1978年10月に発表された「千のナイフ」はその後大きな足跡を残す坂本龍一の最初のソロ・アルバムです。1978年4月10日から7月20日までコロンビアの減価償却が終わったスタジオで339時間にわたってレコーディングされたという恐ろしいアルバムです。

 当時、坂本龍一は「それまでの2年間をスタジオ・ミュージシャンとしての仕事に忙殺され続けて、精神的に非常に消耗していた時期」にあり、その中で「自分自身の音楽をちゃんと作ろうという思いが強くなって」、本作品の制作が行われることになりました。

 手元のCDはもちろん再発盤で、そこに同報されている当時のコロムビア・レコードの担当ディレクターの斎藤有弘氏が書かれた経緯がとても面白いです。当時、無名の若者にスタジオを占有させ、しかも内容に全く口を出さないという大らかさが眩しいです。

 それが報われたのかと言えば、何と初回プレス枚数は400枚で、それもすぐに200枚が返品され、結局200枚しか売れなかったとのことです。自主制作でももう少し売れていたでしょうに。結果はレーベルとの専属契約も見送らざるを得ない惨敗でした。
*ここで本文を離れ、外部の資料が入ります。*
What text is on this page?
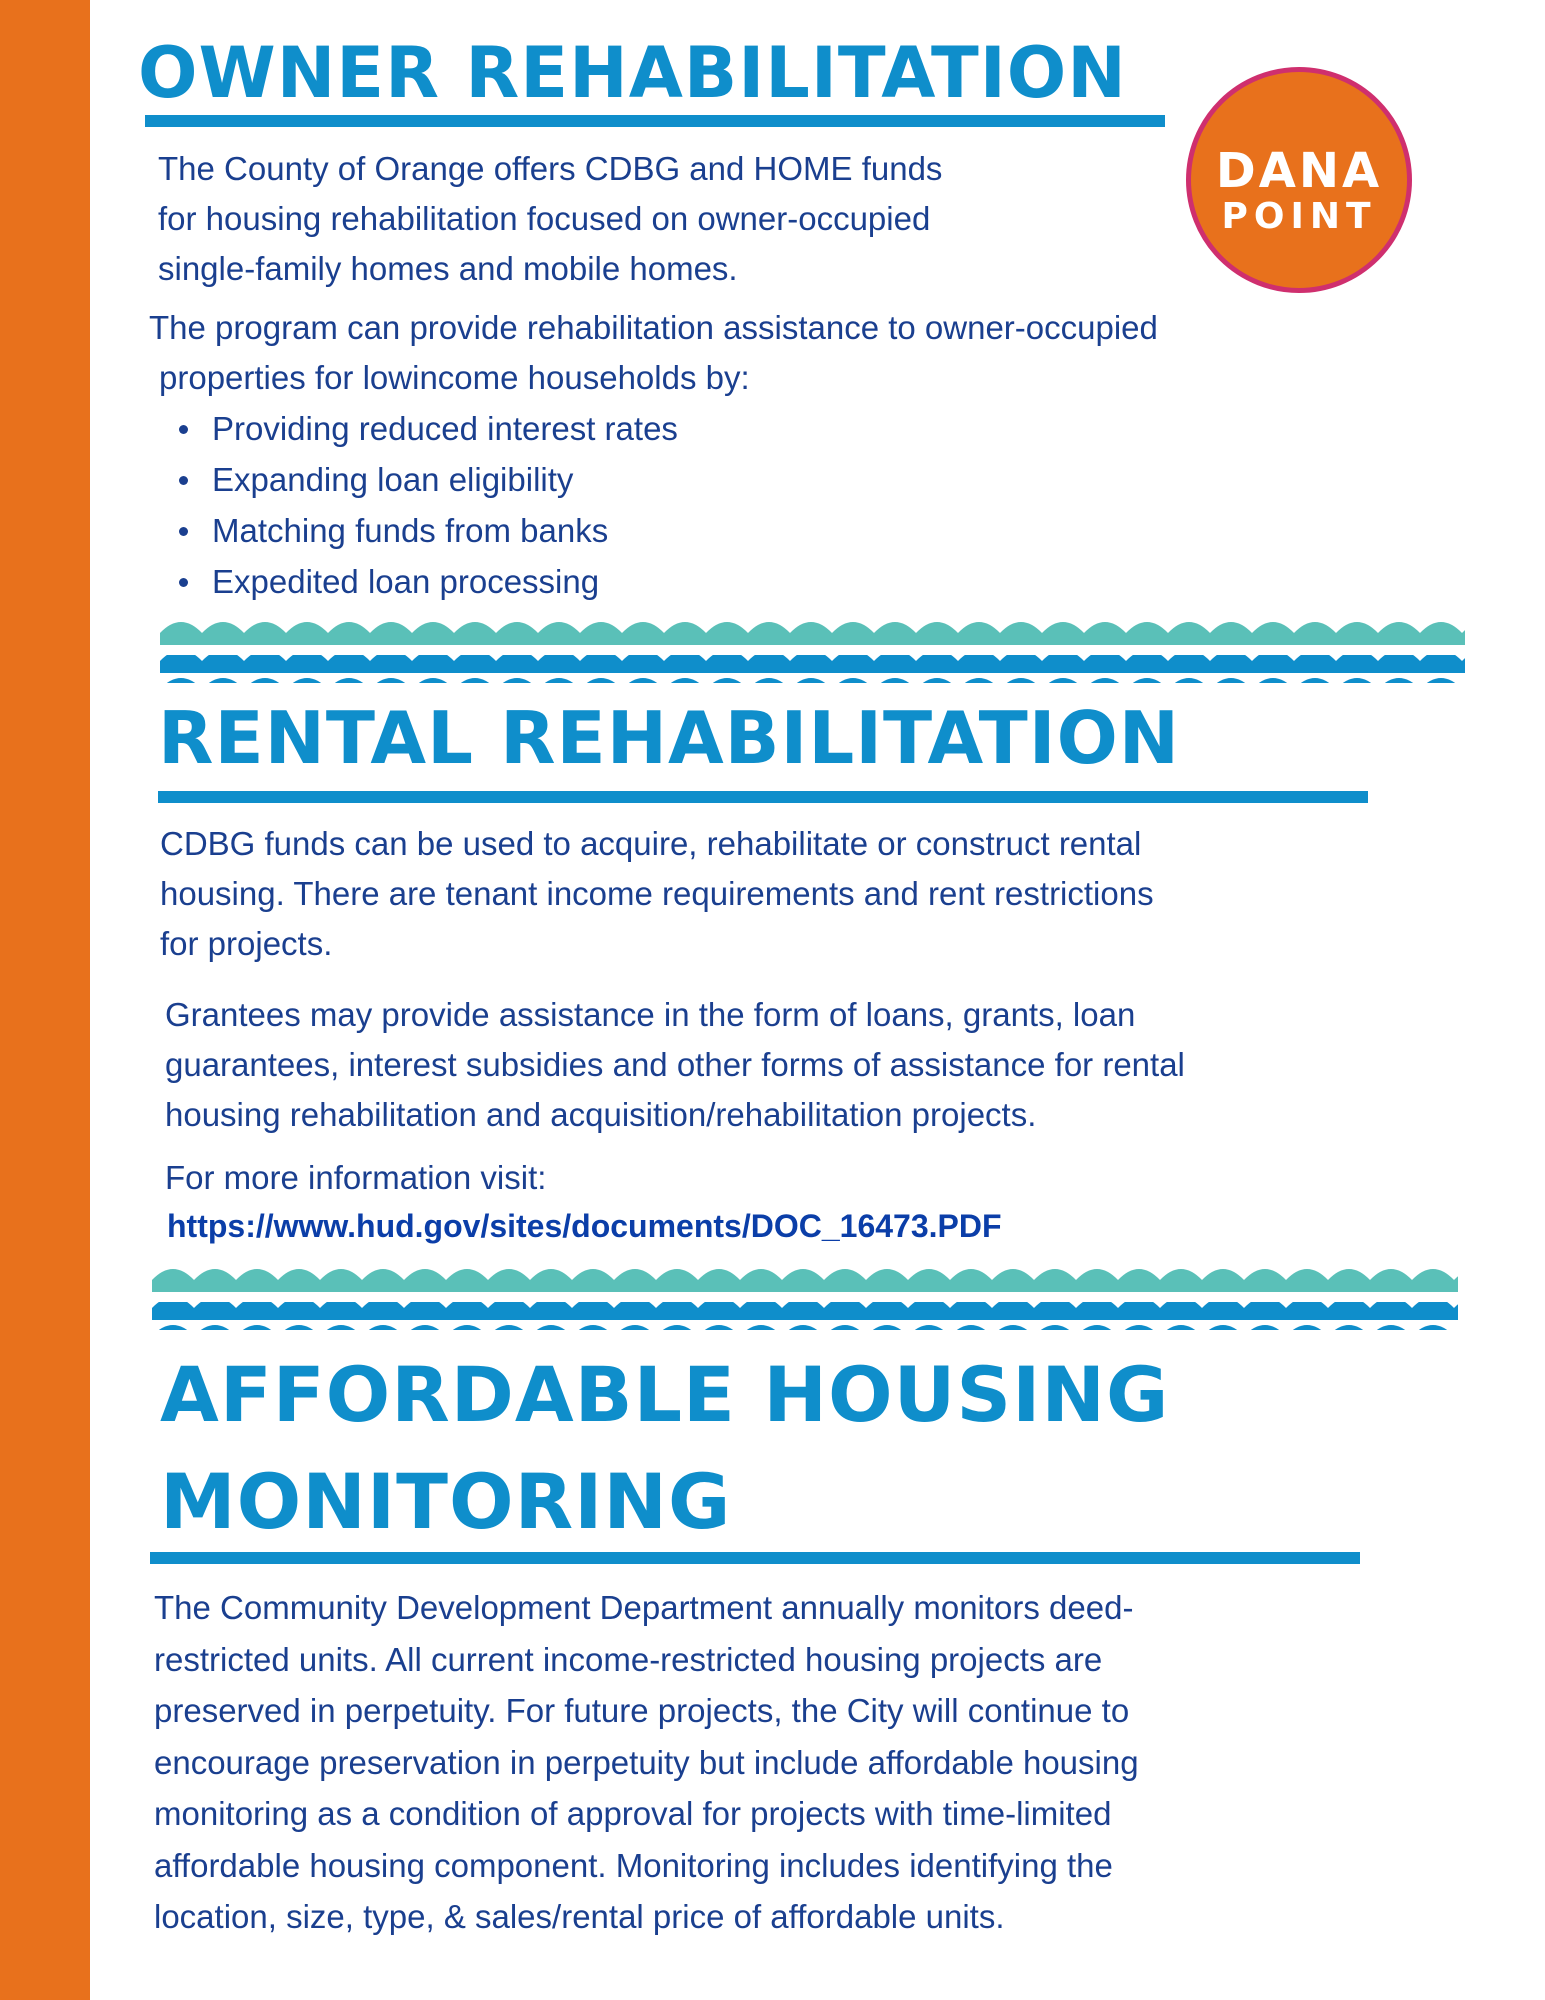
OWNER REHABILITATION
DANA
POINT

The County of Orange offers CDBG and HOME funds
for housing rehabilitation focused on owner-occupied
single-family homes and mobile homes.

The program can provide rehabilitation assistance to owner-occupied
properties for lowincome households by:

Providing reduced interest rates
Expanding loan eligibility
Matching funds from banks
Expedited loan processing
RENTAL REHABILITATION

CDBG funds can be used to acquire, rehabilitate or construct rental
housing. There are tenant income requirements and rent restrictions
for projects.

Grantees may provide assistance in the form of loans, grants, loan
guarantees, interest subsidies and other forms of assistance for rental
housing rehabilitation and acquisition/rehabilitation projects.

For more information visit:
https://www.hud.gov/sites/documents/DOC_16473.PDF
AFFORDABLE HOUSING
MONITORING

The Community Development Department annually monitors deed-
restricted units. All current income-restricted housing projects are
preserved in perpetuity. For future projects, the City will continue to
encourage preservation in perpetuity but include affordable housing
monitoring as a condition of approval for projects with time-limited
affordable housing component. Monitoring includes identifying the
location, size, type, & sales/rental price of affordable units.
 しかし、その後の坂本教授の活躍はご案内の通り。本作品もYMOが世の中を席巻するようになると大量の注文が入るようになり、その後も何度も再発される人気盤となっていきます。結局は報われたのでしょうが、サラリーマンとしてはちょっと遅かったですね。

 斎藤氏の語る通り、本作品は「26歳の若き坂本龍一が、その時点でのさまざまな音楽的経験を踏まえたうえで、実験的な精神とともに新たな展開に踏み出そうとする、一種のデッサンであり習作的な作品」です。当時付けられたジャンル名は「ロック/シンセサイザー」でした。

 少数ながらゲストも参加しており、細野晴臣や山下達郎などスタジオに見学に来てそのまま参加した人や、坂本とのデュオでピアノを弾く高橋悠治や仕上げにギターを弾いた渡辺香津美まで、教授が当時の音楽シーンですでに重きをなしていたことが分かります。
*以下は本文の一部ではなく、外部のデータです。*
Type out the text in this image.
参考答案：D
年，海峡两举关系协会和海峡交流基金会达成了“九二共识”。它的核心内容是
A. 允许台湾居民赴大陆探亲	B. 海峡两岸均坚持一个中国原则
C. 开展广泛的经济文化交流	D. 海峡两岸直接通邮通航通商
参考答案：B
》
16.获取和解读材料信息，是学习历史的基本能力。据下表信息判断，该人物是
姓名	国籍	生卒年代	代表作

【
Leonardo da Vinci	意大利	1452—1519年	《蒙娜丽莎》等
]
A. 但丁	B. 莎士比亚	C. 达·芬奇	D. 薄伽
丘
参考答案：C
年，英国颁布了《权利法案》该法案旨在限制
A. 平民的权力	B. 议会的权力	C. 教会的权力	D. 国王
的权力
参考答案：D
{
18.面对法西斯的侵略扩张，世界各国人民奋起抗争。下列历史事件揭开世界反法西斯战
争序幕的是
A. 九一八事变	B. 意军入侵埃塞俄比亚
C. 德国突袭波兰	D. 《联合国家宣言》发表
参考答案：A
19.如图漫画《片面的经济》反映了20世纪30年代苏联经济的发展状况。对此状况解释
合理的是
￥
 本作品に耳を傾けていると、200枚しか売れなかったことがまるで嘘のようです。この後大いに人気を博していく坂本サウンドの原型がすでに表れていて耳に馴染みます。その後の坂本の活躍がこうしたサウンドを受容する耳を作り上げたともいうべきなのでしょうけれども。

 シンセサイザーを駆使したサウンドは、現代音楽、ポピュラー音楽、エスニック音楽などさまざまな要素を組み込みながら、「構築と即興という、ある意味で相対する概念のどれをも否定せず、それらの狭間を遊ぶようにして」作られたという小島智氏の評がしっくりきます。

 後にYMOでもカバーされた「千のナイフ」や「ジ・エンド・オブ・エイジア」などポピュラーな曲もありつつ、高橋悠治とのピアノデュオなど現代音楽よりですし、クラフトワークを思わせる部分もあったりして、とにかく自由な雰囲気の面白いアルバムです。

 なお、坂本本人の本作品への言葉が発表当時と再発時点の二種類残されており、その落差がとても面白いです。若い坂本とそれを若気の至りと言いつつも優しいまなざしで振り返る坂本教授。音楽を語ることの意味を考えさせてくれます。